Chapitre 20 Cultures cellulaires
application au traitement des brûlés
Le développement de substituts cutanés en vue d’applications cliniques est un véritable défi, pour répondre aux besoins des patients dans le respect de normes de sécurité sanitaire draconiennes. Cela explique que tous les modèles développés pour la recherche ou la pharmaco-toxicologie ne sont pas utilisables en clinique.
Le traitement des grands brûlés est l’un des rares domaines où la thérapie cellulaire est régulièrement appliquée. En effet, depuis que les cultures de kératinocytes, ou cultures d’épiderme, ont été mises au point en 1975 par Rheinwald et Green [1], et greffées à deux enfants brûlés par Gallico et O’Connor en 1981 [2]. Cette technique a été utilisée dans la plupart des grands centres de brûlés. Bien que cette technique ait ses limites, elle permet, associée aux progrès réalisés dans tous les autres secteurs du traitement des brûlés, de sauver régulièrement des patients atteints sur plus de 80 % de la surface corporelle [3, 4, 5, 6].
Cultures de kératinocytes
Technique
La culture s’effectue à partir d’une biopsie épaisse de peau saine, de 10 cm2 environ, prélevée idéalement en zone pileuse riche en cellules souches capables de former des colonies [7]. Après identification et transfert au laboratoire, la biopsie est traitée par trypsine pour isoler ces cellules de l’épiderme capables de proliférer. La culture de kératinocytes s’effectue dans la technique originale sur une couche nourricière de fibroblastes murins 3T3 irradiés [1]. L’irradiation permet de stopper la multiplication des fibroblastes, sans altérer leur sécrétion de facteurs de croissance indispensable à la multiplication des kératinocytes. Il est également possible d’inhiber la multiplication des fibroblastes par la mitomycine C. Des fibroblastes d’origine humaine peuvent également être utilisés [8].
Il est également possible, selon la même technique, de produire des cultures d’épiderme allogéniques à partir de la peau d’un donneur, dans le cadre d’un prélèvement de tissus et sous le contrôle sanitaire d’une banque de tissus. Ces feuillets sont préparés à l’avance et congelés et seront donc immédiatement disponibles, alors que les feuillets autologues sont attendus trois semaines.

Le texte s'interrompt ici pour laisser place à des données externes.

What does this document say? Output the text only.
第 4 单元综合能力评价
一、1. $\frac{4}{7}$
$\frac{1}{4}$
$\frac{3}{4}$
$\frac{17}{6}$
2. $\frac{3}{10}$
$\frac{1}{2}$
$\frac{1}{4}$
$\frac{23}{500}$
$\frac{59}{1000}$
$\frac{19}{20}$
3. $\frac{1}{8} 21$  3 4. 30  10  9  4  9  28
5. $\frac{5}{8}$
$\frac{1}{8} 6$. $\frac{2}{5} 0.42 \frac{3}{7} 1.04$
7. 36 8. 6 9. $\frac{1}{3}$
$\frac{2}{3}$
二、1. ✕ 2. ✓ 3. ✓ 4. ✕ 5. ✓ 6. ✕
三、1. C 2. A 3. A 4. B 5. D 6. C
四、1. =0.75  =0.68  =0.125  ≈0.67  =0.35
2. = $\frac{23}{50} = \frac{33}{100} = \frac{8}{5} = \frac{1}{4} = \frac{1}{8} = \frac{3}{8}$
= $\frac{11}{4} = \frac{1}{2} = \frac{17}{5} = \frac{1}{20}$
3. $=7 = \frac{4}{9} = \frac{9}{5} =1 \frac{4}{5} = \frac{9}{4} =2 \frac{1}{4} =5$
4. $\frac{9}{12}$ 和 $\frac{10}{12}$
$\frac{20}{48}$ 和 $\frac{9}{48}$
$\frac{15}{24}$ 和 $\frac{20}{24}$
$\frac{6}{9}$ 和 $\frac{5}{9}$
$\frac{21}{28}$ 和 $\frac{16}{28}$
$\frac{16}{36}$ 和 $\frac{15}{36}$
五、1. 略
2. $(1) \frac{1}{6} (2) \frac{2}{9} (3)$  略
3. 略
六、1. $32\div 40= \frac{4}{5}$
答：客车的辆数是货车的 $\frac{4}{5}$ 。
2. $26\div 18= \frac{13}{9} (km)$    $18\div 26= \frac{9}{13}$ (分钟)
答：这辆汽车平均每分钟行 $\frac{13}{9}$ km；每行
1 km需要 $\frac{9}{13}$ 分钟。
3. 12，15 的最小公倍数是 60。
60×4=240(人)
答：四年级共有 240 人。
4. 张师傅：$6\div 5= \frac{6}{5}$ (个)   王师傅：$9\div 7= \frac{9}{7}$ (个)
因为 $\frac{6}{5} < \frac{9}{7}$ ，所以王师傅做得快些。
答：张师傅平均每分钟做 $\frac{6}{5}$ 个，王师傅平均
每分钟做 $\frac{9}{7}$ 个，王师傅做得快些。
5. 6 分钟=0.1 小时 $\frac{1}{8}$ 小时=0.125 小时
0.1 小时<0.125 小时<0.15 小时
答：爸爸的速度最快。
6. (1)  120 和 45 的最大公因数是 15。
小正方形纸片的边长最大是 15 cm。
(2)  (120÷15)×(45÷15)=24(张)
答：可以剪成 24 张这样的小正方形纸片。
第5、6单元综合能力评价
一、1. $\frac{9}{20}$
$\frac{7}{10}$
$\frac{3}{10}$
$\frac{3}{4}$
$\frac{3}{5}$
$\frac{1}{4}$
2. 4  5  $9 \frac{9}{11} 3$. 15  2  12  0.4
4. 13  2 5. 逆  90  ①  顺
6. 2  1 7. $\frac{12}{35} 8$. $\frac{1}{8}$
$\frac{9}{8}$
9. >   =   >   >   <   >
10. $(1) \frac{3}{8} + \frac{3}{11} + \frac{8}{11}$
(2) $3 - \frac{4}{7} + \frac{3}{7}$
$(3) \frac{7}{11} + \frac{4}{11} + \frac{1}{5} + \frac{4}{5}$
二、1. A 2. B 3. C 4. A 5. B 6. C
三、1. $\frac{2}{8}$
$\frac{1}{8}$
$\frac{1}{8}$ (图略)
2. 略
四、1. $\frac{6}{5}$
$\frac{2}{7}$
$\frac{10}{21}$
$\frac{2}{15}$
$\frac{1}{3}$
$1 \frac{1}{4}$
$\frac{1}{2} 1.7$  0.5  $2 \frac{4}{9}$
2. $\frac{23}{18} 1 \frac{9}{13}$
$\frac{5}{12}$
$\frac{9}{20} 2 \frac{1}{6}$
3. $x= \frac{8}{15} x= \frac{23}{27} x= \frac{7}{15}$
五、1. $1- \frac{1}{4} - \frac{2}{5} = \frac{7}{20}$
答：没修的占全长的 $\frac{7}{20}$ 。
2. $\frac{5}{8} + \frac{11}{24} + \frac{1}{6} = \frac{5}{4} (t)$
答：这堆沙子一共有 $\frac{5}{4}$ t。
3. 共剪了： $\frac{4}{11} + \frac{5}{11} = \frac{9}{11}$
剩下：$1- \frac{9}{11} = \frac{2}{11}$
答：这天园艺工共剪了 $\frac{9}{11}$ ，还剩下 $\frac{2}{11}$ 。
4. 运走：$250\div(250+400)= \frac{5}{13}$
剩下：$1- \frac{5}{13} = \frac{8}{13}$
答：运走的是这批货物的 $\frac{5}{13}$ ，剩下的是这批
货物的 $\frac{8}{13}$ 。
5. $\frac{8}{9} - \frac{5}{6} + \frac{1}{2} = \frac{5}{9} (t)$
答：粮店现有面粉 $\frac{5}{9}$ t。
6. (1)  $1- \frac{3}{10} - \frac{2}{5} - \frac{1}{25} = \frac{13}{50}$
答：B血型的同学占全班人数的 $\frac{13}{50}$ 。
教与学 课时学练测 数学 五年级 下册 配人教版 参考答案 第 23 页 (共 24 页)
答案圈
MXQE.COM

Allogéniques, ils ne peuvent pas assurer un recouvrement définitif, mais jouent un rôle de couverture temporaire et d’inducteurs de la cicatrisation pour les brûlures intermédiaires et les sites de prélèvement en attendant que les cultures autologues soient prêtes [9].
Applications cliniques
La décision de cultiver l’épiderme d’un patient doit se faire rapidement, avant la colonisation bactérienne des lésions. La limite de gravité à partir de laquelle les cultures de kératinocytes sont utilisées recule progressivement, de 50 % de la surface corporelle brûlée dans les années 1990 à plus de 70 % de la surface cutanée actuellement [10].
La préparation du patient et du lit de greffe est essentielle pour permettre la prise des cultures d’épiderme. C’est Cuono, en 1987, qui a décrit la technique de référence [11] ; la zone à recouvrir est excisée précocement et greffée avec de la peau de donneur. Cette peau allogénique, une fois incorporée, stabilise le lit de greffe et évite la surinfection locale. Trois semaines plus tard, le jour de la pose de l’épiderme cultivé, l’épiderme de la peau de donneur est éliminé en respectant le derme. Les feuillets de culture sont alors appliqués de façon jointive (fig. 20-1). Les taux de prise de greffe publiés varient de 47 à 90 % [12].
En l’absence de peau de donneur, la technique combinée associant autogreffe largement expansée et cultures autologues permet d’obtenir un taux de prise satisfaisant [13].
Parallèlement, l’induction de la cicatrisation sur les brûlures du second degré étendues est décrite. Elle permet, pour les patients brûlés sur de grandes surfaces, d’obtenir la cicatrisation précoce de brûlures du second degré profond [9, 14].
L’utilisation de cultures allogéniques comme des inducteurs de la cicatrisation des sites donneurs de greffe permet d’éviter leur approfondissement et donc d’améliorer leur rendement [14, 15].